Antigamente, quando uma novela das 8 abordava a homossexualidade, perguntava-se: será que vai dar certo? Silvio de Abreu foi bem-sucedido com a dupla Sandrinho e Jefferson de A Próxima Vítima (1995), mas quebrou a cara com as lésbicas de Torre de Babel (1998)a rejeição foi de tal ordem que ele teve de eliminá-las com uma explosão. Hoje, a questão não é mais aquela – e sim como será o gay da próxima novela das 8. Os espectadores podem até estar com a cabeça mais aberta. Mas, se o tema virou clichê, é porque os noveleiros passaram a dominar a carpintaria de despertar os bons sentimentos no público em relação a esses personagens. Eles também travam uma certa disputa para ver quem vai mais longe em ousadia. Na semana passada, Aguinaldo Silva vangloriava-se em seu blog da "próxima baixaria" de Duas Caras – o tal flagra de Bernardinho na cama. "Sei que vão me chamar de 'devasso' e dizer que uso minhas novelas para fazer 'apologia do homossexualismo'", escreveu.

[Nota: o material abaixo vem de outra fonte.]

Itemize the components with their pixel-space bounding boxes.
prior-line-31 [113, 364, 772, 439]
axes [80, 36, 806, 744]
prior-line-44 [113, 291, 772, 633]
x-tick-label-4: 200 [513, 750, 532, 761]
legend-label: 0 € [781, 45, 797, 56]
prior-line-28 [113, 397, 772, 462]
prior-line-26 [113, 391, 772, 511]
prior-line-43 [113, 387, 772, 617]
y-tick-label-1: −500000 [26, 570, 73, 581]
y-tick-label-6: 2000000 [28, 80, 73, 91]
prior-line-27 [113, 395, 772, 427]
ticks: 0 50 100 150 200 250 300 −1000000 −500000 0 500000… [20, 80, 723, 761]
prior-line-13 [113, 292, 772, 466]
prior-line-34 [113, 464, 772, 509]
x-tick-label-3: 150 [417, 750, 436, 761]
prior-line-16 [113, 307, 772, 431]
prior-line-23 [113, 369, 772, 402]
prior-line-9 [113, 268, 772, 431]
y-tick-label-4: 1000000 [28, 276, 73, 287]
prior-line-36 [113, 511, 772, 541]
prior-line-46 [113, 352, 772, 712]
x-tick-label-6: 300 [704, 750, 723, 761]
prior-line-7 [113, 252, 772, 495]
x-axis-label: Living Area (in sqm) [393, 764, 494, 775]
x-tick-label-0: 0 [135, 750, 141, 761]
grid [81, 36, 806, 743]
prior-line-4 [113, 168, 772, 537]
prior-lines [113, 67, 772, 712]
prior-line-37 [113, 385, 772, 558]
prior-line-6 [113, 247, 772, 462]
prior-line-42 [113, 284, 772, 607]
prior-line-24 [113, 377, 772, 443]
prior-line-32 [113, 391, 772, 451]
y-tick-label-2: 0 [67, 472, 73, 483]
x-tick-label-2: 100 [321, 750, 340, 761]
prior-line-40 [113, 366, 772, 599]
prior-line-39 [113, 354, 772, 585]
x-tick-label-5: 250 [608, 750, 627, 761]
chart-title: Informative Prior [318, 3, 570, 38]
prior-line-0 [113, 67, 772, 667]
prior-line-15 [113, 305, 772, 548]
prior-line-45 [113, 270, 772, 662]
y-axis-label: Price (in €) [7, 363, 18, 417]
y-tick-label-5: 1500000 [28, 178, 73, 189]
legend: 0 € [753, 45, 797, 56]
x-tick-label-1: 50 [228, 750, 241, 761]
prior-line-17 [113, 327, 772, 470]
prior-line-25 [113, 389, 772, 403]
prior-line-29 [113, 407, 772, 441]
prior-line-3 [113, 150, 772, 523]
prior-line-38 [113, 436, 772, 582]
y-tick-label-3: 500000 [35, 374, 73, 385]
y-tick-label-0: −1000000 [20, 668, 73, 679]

Homossexual assumido, Silva foi fustigado pela militância gay na época de Senhora do Destino. "Me elegeram inimigo porque achavam o carnavalesco da novela caricato", afirma. O flerte heterossexual de Bernardinho também já irrita os ativistas. "Um personagem assim pode reforçar a idéia equivocada de que é possível reverter a homossexualidade", diz Marco Trajano, do Movimento Gay de Minas Gerais. Na verdade, é complicado entender a relação de Bernardinho e sua musa. O gay vem cuidando de Dália desde que ela tomou uma sova do amante traficante e foi acolhida na tal Portelinha. Ambos já dormiram juntos – e deverão até fazer sexo. Bernardinho se verá apaixonado, mas não deixará de ser homossexual. "Não acredito nessa coisa de comportamentos estanques. A sexualidade é algo muito maior", diz o autor.

 

O MAGO QUE VIROU TIA

Tirar personagens do armário virou coisa corriqueira nas novelas brasileiras. A cada folhetim, expande-se a galeria de tipos. Há gays atormentados, bem resolvidos, tímidos e espalhafatosos. Coube à escritora escocesa J.K. Rowling, contudo, idealizar o gay mágico. No último dia 19, a autora da série Harry Potter fez uma inconfidência ao ser questionada sobre a vida amorosa de Alvo Dumbledore, mentor de Harry na bruxaria. "Sempre pensei nele como gay", disse. Como se trata de uma série infanto-juvenil com mais de 300 milhões de livros vendidos, suas palavras tiveram o efeito de uma bomba. Se já atacavam Harry Potter por uma suposta apologia da magia negra, os evangélicos americanos agora vêem sua autora como o próprio diabo. Pastores protestaram contra o "mau exemplo" e conclamaram a um boicote. Os gays, claro, saudaram a chegada da nova "tia" – palavra com que se referem aos companheiros mais velhos. Mas alguns também reclamaram. A militância xiita criticou o fato de J.K. ter deixado para revelar o segredo de Dumbledore numa entrevista, e não nos livros. Sugere, agora, que algo seja feito nos dois filmes da série que ainda estão para sair. Para aflição dos estúdios Warner.